Deux choses poussent les gens aux urnes, et elles sont toujours efficaces : la haine et la peur. Natan Eshel, qui a été un proche parmi les proches de Nétanyahou pendant des générations, qui était attaché à lui et à Sara lors de nombreuses campagnes électorales, a déjà été enregistré disant : « La haine unit notre camp. Le public non ashkénaze déteste tout ». Et Nétanyahou est un maître pour instiller la haine et alimenter la peur. À chaque fois, c'est quelqu'un d'autre. Cette fois, c'est Gadi Eisenkot. C'est beaucoup plus difficile pour lui car il n'est pas facile de haïr un père endeuillé, un soldat de Golani, un chef d'état-major, mais Nétanyahou et ses « shofars » (porte-voix) travaillent dur là-dessus.

Nétanyahou a tout fait pour atténuer le massacre du 7 octobre. Il a refusé la participation du gouvernement aux cérémonies d'anniversaire, qui ont été organisées par des organismes civils. Il a essayé de changer le nom de la guerre du 7 octobre en guerre de la Renaissance. Cela n'a pas marché pour lui. Il a empêché de son corps la création d'une commission d'enquête d'État afin de ne pas être entaché par la responsabilité de l'énorme échec, du désastre et du massacre. Il a essayé et a réussi à repousser les élections jusqu'au dernier jour. Mais cela ne l'aidera pas. Lors de ces élections, le terrible massacre — environ 1 200 personnes assassinées en un jour, 251 personnes, bébés, enfants, personnes âgées, femmes et soldats enlevés à Gaza, des dizaines de milliers de blessés, des localités conquises et détruites — tout cela se tient et se tiendra au centre de la campagne électorale.

À cause de cette affaire, nous sommes au stade des mensonges flagrants. Si vous avez du temps, allez voir les vidéos que les candidats du Likoud aux primaires produisent ces jours-ci. Des vidéos courtes dans lesquelles la plupart racontent nos « formidables victoires » lors de la dernière guerre. D'Israel Katz, un « ministre de la Défense de droite » avec un sourire charmant, au reste des candidats qui se vantent de victoires absolues sur nos ennemis. Oubliez le fait que l'image est loin d'être vraie.

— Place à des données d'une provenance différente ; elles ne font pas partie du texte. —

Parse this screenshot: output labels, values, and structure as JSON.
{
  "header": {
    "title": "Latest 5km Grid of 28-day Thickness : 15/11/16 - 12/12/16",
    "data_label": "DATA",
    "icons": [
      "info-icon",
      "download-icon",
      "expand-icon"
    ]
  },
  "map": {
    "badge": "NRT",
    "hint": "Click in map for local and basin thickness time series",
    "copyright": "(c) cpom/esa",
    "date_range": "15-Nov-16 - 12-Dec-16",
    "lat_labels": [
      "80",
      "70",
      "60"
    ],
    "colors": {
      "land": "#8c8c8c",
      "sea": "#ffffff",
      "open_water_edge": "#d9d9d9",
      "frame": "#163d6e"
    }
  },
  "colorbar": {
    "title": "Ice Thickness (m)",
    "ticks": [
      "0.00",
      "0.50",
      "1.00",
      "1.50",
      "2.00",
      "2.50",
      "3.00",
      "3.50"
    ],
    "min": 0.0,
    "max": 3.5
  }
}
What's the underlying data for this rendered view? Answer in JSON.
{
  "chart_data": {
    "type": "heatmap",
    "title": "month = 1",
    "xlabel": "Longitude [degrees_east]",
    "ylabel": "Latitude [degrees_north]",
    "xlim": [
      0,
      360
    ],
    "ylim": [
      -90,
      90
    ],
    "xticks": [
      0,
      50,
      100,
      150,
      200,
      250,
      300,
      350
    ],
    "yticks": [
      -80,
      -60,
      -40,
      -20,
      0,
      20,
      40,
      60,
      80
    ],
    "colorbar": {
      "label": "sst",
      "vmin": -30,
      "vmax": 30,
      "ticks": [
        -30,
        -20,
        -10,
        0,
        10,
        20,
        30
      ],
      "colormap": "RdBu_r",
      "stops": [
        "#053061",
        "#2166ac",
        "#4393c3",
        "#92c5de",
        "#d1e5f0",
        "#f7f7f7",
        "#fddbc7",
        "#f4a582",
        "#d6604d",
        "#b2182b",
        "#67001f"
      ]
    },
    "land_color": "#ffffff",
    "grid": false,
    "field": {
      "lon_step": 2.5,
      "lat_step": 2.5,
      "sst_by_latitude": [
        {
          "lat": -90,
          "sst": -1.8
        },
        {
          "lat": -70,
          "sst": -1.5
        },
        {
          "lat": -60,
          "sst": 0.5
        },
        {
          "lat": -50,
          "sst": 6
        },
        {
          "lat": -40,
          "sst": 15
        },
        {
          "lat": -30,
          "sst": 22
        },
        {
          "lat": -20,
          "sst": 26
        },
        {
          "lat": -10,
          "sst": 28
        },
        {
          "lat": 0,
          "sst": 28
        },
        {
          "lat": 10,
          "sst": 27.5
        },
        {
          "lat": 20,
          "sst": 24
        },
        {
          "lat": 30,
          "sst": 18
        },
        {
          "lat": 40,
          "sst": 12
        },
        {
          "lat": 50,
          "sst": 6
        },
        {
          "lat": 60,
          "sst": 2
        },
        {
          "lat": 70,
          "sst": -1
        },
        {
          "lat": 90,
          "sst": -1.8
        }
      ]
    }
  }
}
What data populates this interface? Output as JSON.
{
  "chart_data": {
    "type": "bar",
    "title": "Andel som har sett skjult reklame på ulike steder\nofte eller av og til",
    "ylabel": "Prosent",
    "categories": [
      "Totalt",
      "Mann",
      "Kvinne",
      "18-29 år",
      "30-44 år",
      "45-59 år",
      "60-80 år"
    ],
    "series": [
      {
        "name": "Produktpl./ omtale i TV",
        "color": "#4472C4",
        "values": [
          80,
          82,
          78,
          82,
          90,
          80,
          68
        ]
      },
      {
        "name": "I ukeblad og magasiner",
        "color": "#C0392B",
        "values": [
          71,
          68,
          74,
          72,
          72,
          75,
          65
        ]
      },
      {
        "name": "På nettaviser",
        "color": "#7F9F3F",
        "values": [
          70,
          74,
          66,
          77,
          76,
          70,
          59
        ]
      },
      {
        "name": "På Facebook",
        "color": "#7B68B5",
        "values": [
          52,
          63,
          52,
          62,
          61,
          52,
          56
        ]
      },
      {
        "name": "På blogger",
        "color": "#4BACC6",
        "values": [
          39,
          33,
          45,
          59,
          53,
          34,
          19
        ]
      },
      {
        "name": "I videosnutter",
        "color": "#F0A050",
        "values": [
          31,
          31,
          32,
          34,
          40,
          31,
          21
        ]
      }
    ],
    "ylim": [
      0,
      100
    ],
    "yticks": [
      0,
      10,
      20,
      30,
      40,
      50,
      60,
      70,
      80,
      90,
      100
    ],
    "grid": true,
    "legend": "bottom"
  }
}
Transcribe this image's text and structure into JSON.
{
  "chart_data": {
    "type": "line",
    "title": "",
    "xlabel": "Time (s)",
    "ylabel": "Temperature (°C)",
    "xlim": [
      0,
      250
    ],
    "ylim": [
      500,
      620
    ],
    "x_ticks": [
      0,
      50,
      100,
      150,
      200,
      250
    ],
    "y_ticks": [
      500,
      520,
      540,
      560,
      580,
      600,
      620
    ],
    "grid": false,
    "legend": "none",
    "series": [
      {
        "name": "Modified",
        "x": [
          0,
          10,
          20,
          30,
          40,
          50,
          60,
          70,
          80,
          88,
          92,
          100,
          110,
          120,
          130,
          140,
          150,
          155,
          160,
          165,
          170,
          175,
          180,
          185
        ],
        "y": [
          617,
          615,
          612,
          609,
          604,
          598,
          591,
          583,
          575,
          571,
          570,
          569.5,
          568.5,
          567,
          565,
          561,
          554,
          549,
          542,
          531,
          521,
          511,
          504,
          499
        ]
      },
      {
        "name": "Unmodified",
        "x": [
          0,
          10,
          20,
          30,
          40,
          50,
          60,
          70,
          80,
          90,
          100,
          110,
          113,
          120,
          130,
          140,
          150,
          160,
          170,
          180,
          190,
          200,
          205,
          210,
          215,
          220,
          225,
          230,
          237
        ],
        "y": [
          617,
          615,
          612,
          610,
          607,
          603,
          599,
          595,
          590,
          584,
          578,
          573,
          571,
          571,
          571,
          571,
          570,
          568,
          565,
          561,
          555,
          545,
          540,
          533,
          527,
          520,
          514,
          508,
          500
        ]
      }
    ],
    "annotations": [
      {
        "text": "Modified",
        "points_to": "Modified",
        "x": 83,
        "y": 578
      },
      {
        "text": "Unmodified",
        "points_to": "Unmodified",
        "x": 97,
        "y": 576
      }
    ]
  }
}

Nous sommes à un stade où la vérité n'a aucune valeur. La vérité dans de nombreux cas devient un mensonge, le mensonge une vérité. « Vérité alternative ». Ce concept est identifié avec l'administration Trump et est né en janvier 2017 grâce à Kellyanne Conway, qui a défendu des données incorrectes fournies par la Maison Blanche concernant le nombre de personnes venues à la cérémonie d'investiture du président Trump. Depuis lors, ce concept est devenu un symbole de l'ère de la « post-vérité ». Et si cela arrive aux États-Unis, cela nous parvient immédiatement, en Israël.

Nous sommes donc dans l'ère de la « post-vérité ». Déjà maintenant, des ministres et des députés du Likoud vous racontent des contes de fées sur ce qui s'est passé le 7 octobre. Et les fans écoutent et citent. Vous connaissez sûrement cela. Dans cette ère, Nétanyahou n'est pas du tout responsable du massacre du 7 octobre, tout le monde est responsable sauf lui. Même le père de Shani Louk qui, la semaine dernière à Jérusalem, lorsqu'il a reproché à la ministre Miri Regev comment elle ose célébrer, l'un des militants lui a dit qu'il est responsable du désastre. Lui, dont le corps de la fille a été traîné dans un véhicule ouvert dans les rues de Gaza.

Deux mois et demi avant les élections, et cela va être particulièrement chaud, sale et même puant. Nous reporterons le travail de reconstruction d'Israël à des jours meilleurs.